Alex gave an oral presentation at MRS Fall 2025 at Boston!
Symposium: SF10: Dislocation Behavior in Crystalline Materials—90 Years of Dislocation Theory and Application
Abstract Title: The Effects of Microstructure on Dislocation-Mediated Hysteresis Behavior of CaFe2As2 Single Crystal under Nanoindentation
Presenter: Alexander Horvath
Authors: Alexander Horvath(1); Sarshad Rommel(1); Juan Schmidt(2); Daniel Saccone(1); Paul Canfield(2); Mark Aindow(1); Seok-Woo Lee(1)
Institutions: 1. Materials Science & Engineering, University of Connecticut, Storrs, CT, United States. 2. Ames Laboratory & Department of Physics and Astronomy, Iowa State University, Ames, IA, United States.
Abstract:
CaFe2As2 has emerged as a material of interest due to its exotic electronic and mechanical behaviors, including high-temperature superconductivity, superelasticity, and a cryogenic shape memory effect. Under c-axis compression, it exhibits a unique lattice-collapse phase transition with over 13% elastic strain and significant hysteresis, indicating substantial energy dissipation. Interestingly, recent studies have shown that nanoindentation along the a-axis also results in hysteresis in load-displacement data, although through a fundamentally different mechanism involving reversed dislocation flow.

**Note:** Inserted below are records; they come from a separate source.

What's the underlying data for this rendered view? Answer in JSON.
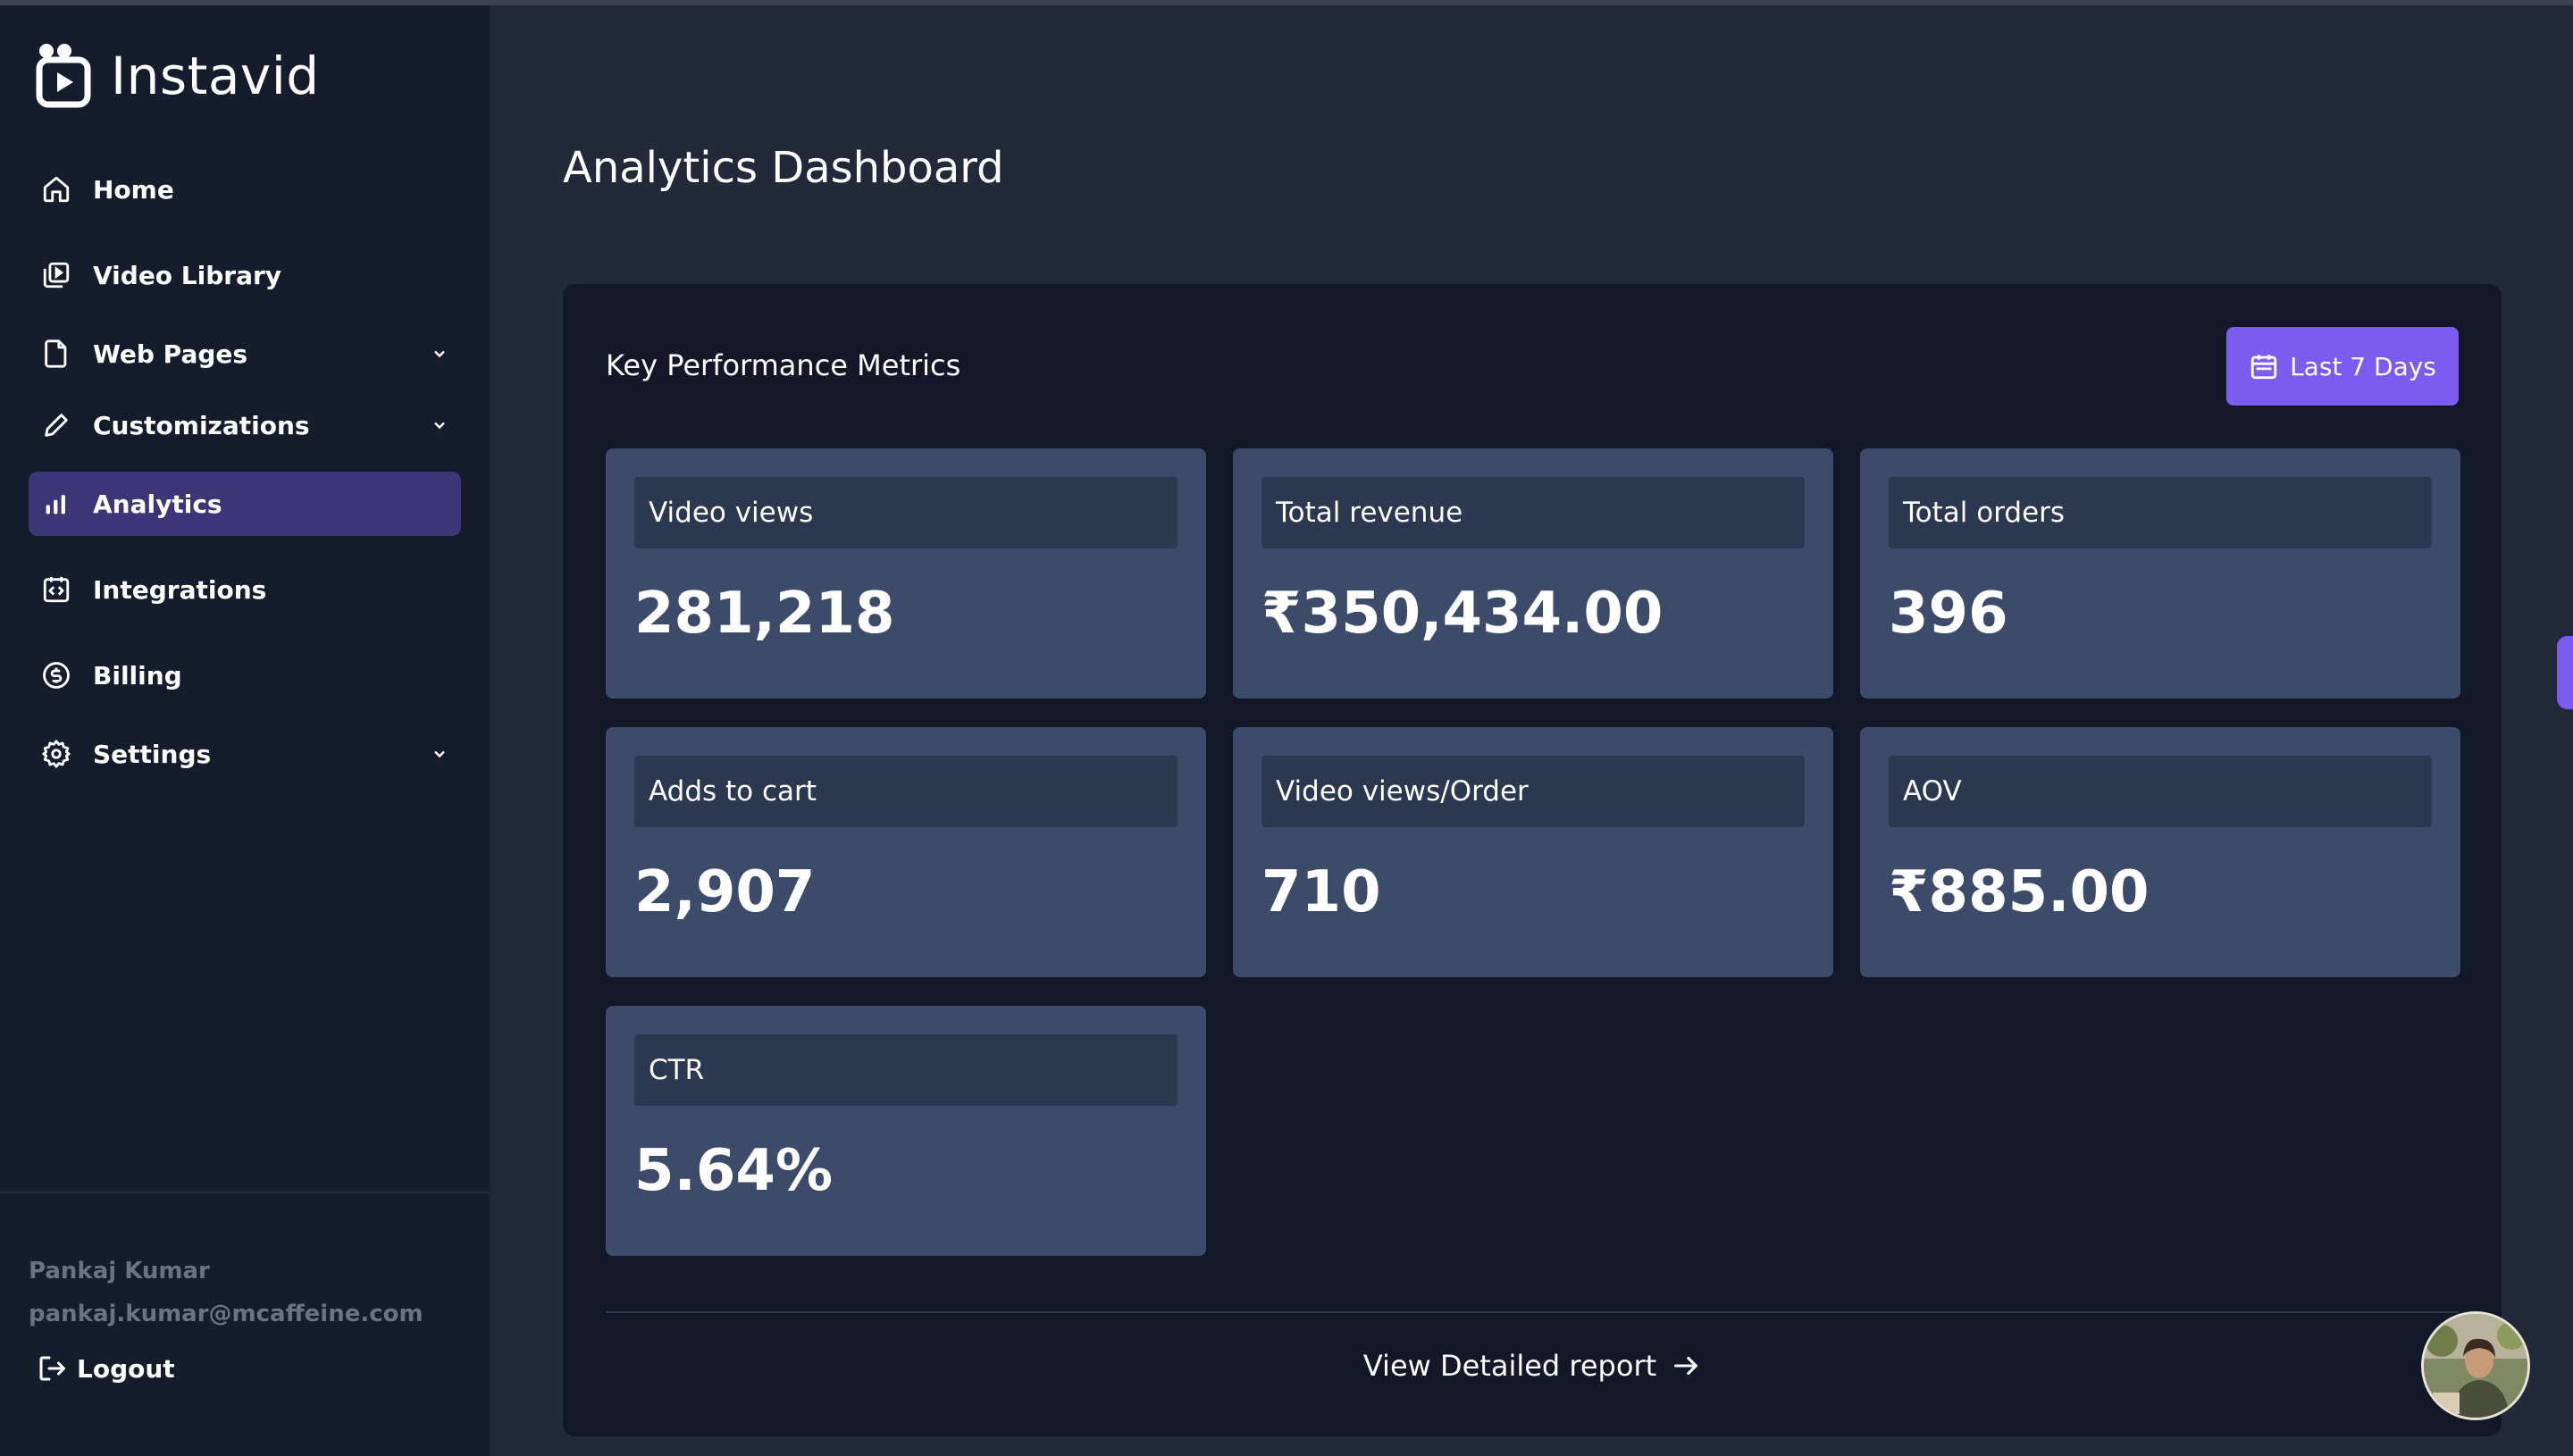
{
  "app": {
    "name": "Instavid"
  },
  "sidebar": {
    "items": [
      {
        "label": "Home",
        "icon": "home-icon",
        "expandable": false,
        "active": false
      },
      {
        "label": "Video Library",
        "icon": "video-library-icon",
        "expandable": false,
        "active": false
      },
      {
        "label": "Web Pages",
        "icon": "document-icon",
        "expandable": true,
        "active": false
      },
      {
        "label": "Customizations",
        "icon": "pencil-icon",
        "expandable": true,
        "active": false
      },
      {
        "label": "Analytics",
        "icon": "bar-chart-icon",
        "expandable": false,
        "active": true
      },
      {
        "label": "Integrations",
        "icon": "integration-icon",
        "expandable": false,
        "active": false
      },
      {
        "label": "Billing",
        "icon": "dollar-circle-icon",
        "expandable": false,
        "active": false
      },
      {
        "label": "Settings",
        "icon": "gear-icon",
        "expandable": true,
        "active": false
      }
    ],
    "user": {
      "name": "Pankaj Kumar",
      "email": "pankaj.kumar@mcaffeine.com"
    },
    "logout_label": "Logout"
  },
  "main": {
    "title": "Analytics Dashboard",
    "panel": {
      "title": "Key Performance Metrics",
      "range_button": "Last 7 Days",
      "metrics": [
        {
          "label": "Video views",
          "value": "281,218"
        },
        {
          "label": "Total revenue",
          "value": "₹350,434.00"
        },
        {
          "label": "Total orders",
          "value": "396"
        },
        {
          "label": "Adds to cart",
          "value": "2,907"
        },
        {
          "label": "Video views/Order",
          "value": "710"
        },
        {
          "label": "AOV",
          "value": "₹885.00"
        },
        {
          "label": "CTR",
          "value": "5.64%"
        }
      ],
      "report_link": "View Detailed report"
    }
  },
  "colors": {
    "accent": "#7b5cf0",
    "active_nav": "#3e3576",
    "sidebar_bg": "#151c2b",
    "page_bg": "#222a3a",
    "panel_bg": "#121827",
    "card_bg": "#3d4b6b",
    "card_label_bg": "#2c3750"
  }
}
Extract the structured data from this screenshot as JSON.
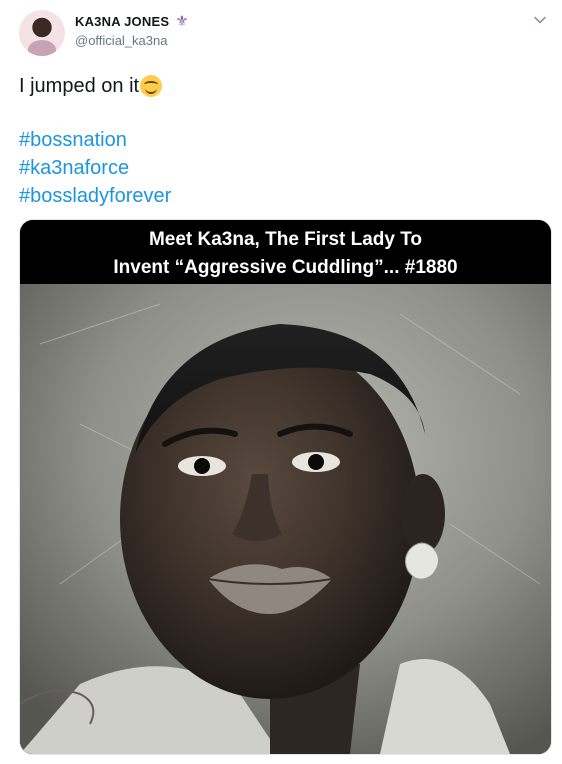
{
  "author": {
    "display_name": "KA3NA JONES",
    "badge_icon": "fleur-de-lis-icon",
    "handle": "@official_ka3na"
  },
  "tweet": {
    "text": "I jumped on it",
    "emoji": "smiling-face-icon",
    "hashtags": [
      "#bossnation",
      "#ka3naforce",
      "#bossladyforever"
    ]
  },
  "media": {
    "caption_line1": "Meet Ka3na, The First Lady To",
    "caption_line2": "Invent “Aggressive Cuddling”... #1880"
  },
  "colors": {
    "link": "#1b95e0",
    "badge": "#7d5ba6",
    "secondary_text": "#657786"
  }
}
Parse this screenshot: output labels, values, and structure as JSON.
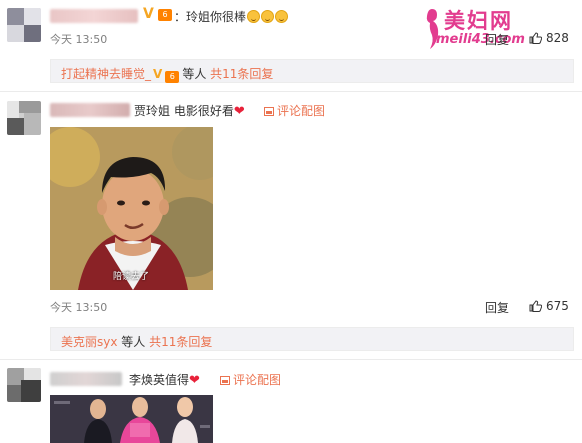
{
  "watermark": {
    "title": "美妇网",
    "url": "meili43.com"
  },
  "comments": [
    {
      "text": "：玲姐你很棒",
      "time": "今天 13:50",
      "reply": "回复",
      "likes": "828",
      "subreply": {
        "user": "打起精神去睡觉_",
        "rest": "等人",
        "count": "共11条回复"
      }
    },
    {
      "text": "贾玲姐 电影很好看",
      "pic_link": "评论配图",
      "photo_caption": "陪读去了",
      "time": "今天 13:50",
      "reply": "回复",
      "likes": "675",
      "subreply": {
        "user": "美克丽syx",
        "rest": "等人",
        "count": "共11条回复"
      }
    },
    {
      "text": "李焕英值得",
      "pic_link": "评论配图"
    }
  ],
  "badge": {
    "v": "V",
    "level": "6"
  },
  "colors": {
    "accent": "#eb7350",
    "heart": "#e8223a",
    "watermark": "#e23c8f"
  }
}
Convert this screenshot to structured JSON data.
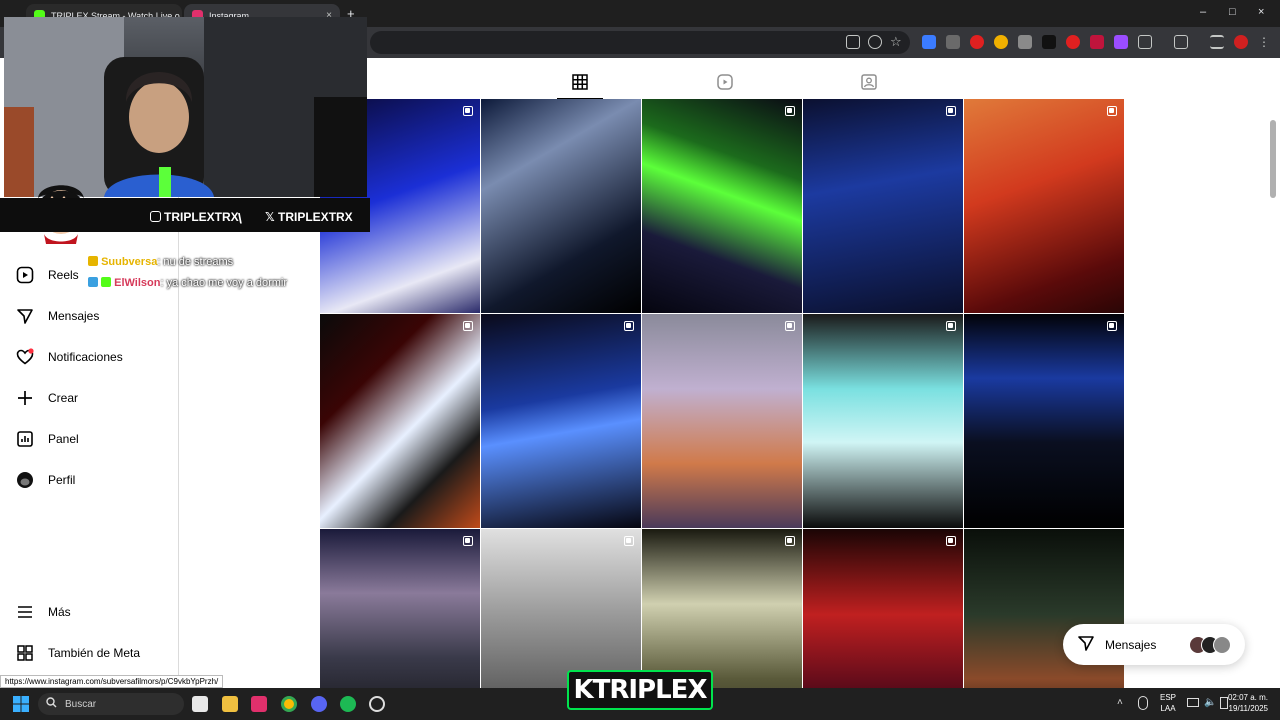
{
  "browser": {
    "tabs": [
      {
        "title": "TRIPLEX Stream - Watch Live o",
        "favicon_color": "#53fc18",
        "active": false
      },
      {
        "title": "Instagram",
        "favicon_color": "#e1306c",
        "active": true
      }
    ],
    "new_tab": "+",
    "close": "×",
    "window_controls": {
      "minimize": "–",
      "maximize": "□",
      "close": "×"
    }
  },
  "sidebar": {
    "items": [
      {
        "label": "Reels",
        "icon": "reels-icon"
      },
      {
        "label": "Mensajes",
        "icon": "messages-icon"
      },
      {
        "label": "Notificaciones",
        "icon": "heart-icon"
      },
      {
        "label": "Crear",
        "icon": "plus-icon"
      },
      {
        "label": "Panel",
        "icon": "dashboard-icon"
      },
      {
        "label": "Perfil",
        "icon": "profile-avatar-icon"
      }
    ],
    "bottom_items": [
      {
        "label": "Más",
        "icon": "menu-icon"
      },
      {
        "label": "También de Meta",
        "icon": "meta-icon"
      }
    ]
  },
  "overlay": {
    "instagram_handle": "TRIPLEXTRX",
    "x_handle": "TRIPLEXTRX",
    "separator": "\\",
    "chat": [
      {
        "user": "Suubversa",
        "color": "#e6b400",
        "text": ": nu de streams"
      },
      {
        "user": "ElWilson",
        "color": "#d63a5a",
        "text": ": ya chao me voy a dormir"
      }
    ]
  },
  "messages_pill": {
    "label": "Mensajes"
  },
  "status_url": "https://www.instagram.com/subversafilmors/p/C9vkbYpPrzh/",
  "taskbar": {
    "search_placeholder": "Buscar",
    "language": {
      "line1": "ESP",
      "line2": "LAA"
    },
    "time": "02:07 a. m.",
    "date": "19/11/2025"
  },
  "stream_logo": "KTRIPLEX",
  "posts": [
    {
      "bg": "linear-gradient(160deg,#0a0a3a 0%,#1b2fd6 45%,#e8e8f5 80%,#2a2a6a 100%)",
      "multi": true
    },
    {
      "bg": "linear-gradient(150deg,#0d1a3a 0%,#7a8cb0 30%,#10182c 70%,#000 100%)",
      "multi": false
    },
    {
      "bg": "linear-gradient(200deg,#0a0a14 0%,#1c6b1c 30%,#5cff3a 45%,#1a1a3a 70%,#05050f 100%)",
      "multi": true
    },
    {
      "bg": "linear-gradient(170deg,#0b1030 0%,#1c3aa0 40%,#0a0f2a 100%)",
      "multi": true
    },
    {
      "bg": "linear-gradient(160deg,#e07a3a 0%,#d23a1e 40%,#5a0a0a 80%,#2a0505 100%)",
      "multi": true
    },
    {
      "bg": "linear-gradient(135deg,#0a0a0a 0%,#3a0505 30%,#e8f0ff 55%,#1a1a1a 75%,#c04a1a 100%)",
      "multi": true
    },
    {
      "bg": "linear-gradient(170deg,#0a0a1a 0%,#1a3aa0 40%,#5a90ff 55%,#05050f 100%)",
      "multi": true
    },
    {
      "bg": "linear-gradient(180deg,#8a8a9a 0%,#c0b0d0 35%,#d07a4a 70%,#4a3a5a 100%)",
      "multi": true
    },
    {
      "bg": "linear-gradient(180deg,#1a1a1a 0%,#7ae0e0 35%,#d0f5f5 60%,#0a0a0a 100%)",
      "multi": true
    },
    {
      "bg": "linear-gradient(180deg,#020208 0%,#1a3aa0 30%,#0a0f20 60%,#000 100%)",
      "multi": true
    },
    {
      "bg": "linear-gradient(180deg,#1a1a3a 0%,#8a7a9a 30%,#3a3a4a 60%,#0a0a0a 100%)",
      "multi": true
    },
    {
      "bg": "linear-gradient(180deg,#e0e0e0 0%,#9a9a9a 40%,#3a3a3a 100%)",
      "multi": true
    },
    {
      "bg": "linear-gradient(180deg,#1a1a10 0%,#d0d0b0 35%,#5a5a3a 70%,#2a2a1a 100%)",
      "multi": true
    },
    {
      "bg": "linear-gradient(180deg,#1a0505 0%,#c02020 40%,#5a0a1a 75%,#1a0a2a 100%)",
      "multi": true
    },
    {
      "bg": "linear-gradient(180deg,#0a0f0a 0%,#2a3a2a 40%,#8a4a2a 70%,#0a0a0a 100%)",
      "multi": false
    }
  ]
}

Due to the layered crystal structure of CaFe2As2, nanoindentation along a-axis (i.e., in-plane direction) generates a high density of geometrically necessary edge dislocations. These dislocations organize into dense, vertically aligned arrays that form high-angle kink boundaries. This phenomenon is consistent with the classical Frank and Stroh model, where kinks arise from oppositely signed nucleated dislocations gliding apart to form a lattice misorientation. Our previous work found that mobile dislocations become trapped between these high-angle kink boundaries and remain as active plasticity carriers. Under loading, these dislocations accumulate near the kink boundaries, generating back stress that induces reversed dislocation flow during unloading-resulting in the observed hysteresis. This behavior exemplifies the Bauschinger effect, which is typically associated with tension-compression asymmetry in stress-strain curves.
Previous studies used Sn-solution-grown CaFe2As2 single crystals, which are nearly defect-free in the as-grown state. However, the influence of microstructural variation had not been explored. In this work, we demonstrate that growing CaFe2As2 in an FeAs solution allows for the introduction of Ca-vacancy loops and nanoscale FeAs precipitates, both of which can be tuned via post-growth annealing at elevated temperatures. We investigated the impact of these microstructural features on the hysteresis behavior under a-axis nanoindentation. The quenched sample exhibits a much greater indentation depth per given load as well as a larger hysteresis area. This is because the high density of Ca vacancy loops, which could also serve as nanoscale pre-crack, facilitates the penetration of indenter tip, dislocation nucleation, and the formation of kinks, leading to the stronger Bauschinger effect. In contrast, the quenched/annealed sample shows similar hysteresis behavior with the Sn-grown sample, which is nearly defect-free, because high temperature annealing annihilates Ca vacancy loops by forming FeAs intermetallics. Because FeAs intermetallics are smoothly connected through coherent phase boundaries due to the excellent lattice match, the microstructural state of annealed samples is nearly close to that of the Sn-grown one. Our results clearly demonstrate that the hysteresis behavior under a-axis nanoindentation in CaFe2As2 can be tuned through microstructural control. This study also provides insights into hysteresis mechanisms in other atomically layered materials such as graphite, MAX phases, and over 1,500 ThCr2Si2-structured intermetallic compounds. These findings demonstrate not only that the hysteresis behavior in CaFe2As2 can be tailored through microstructural engineering, but also offer a deeper understanding of dislocation-mediated deformation and energy dissipation mechanisms in a broad class of atomically layered materials.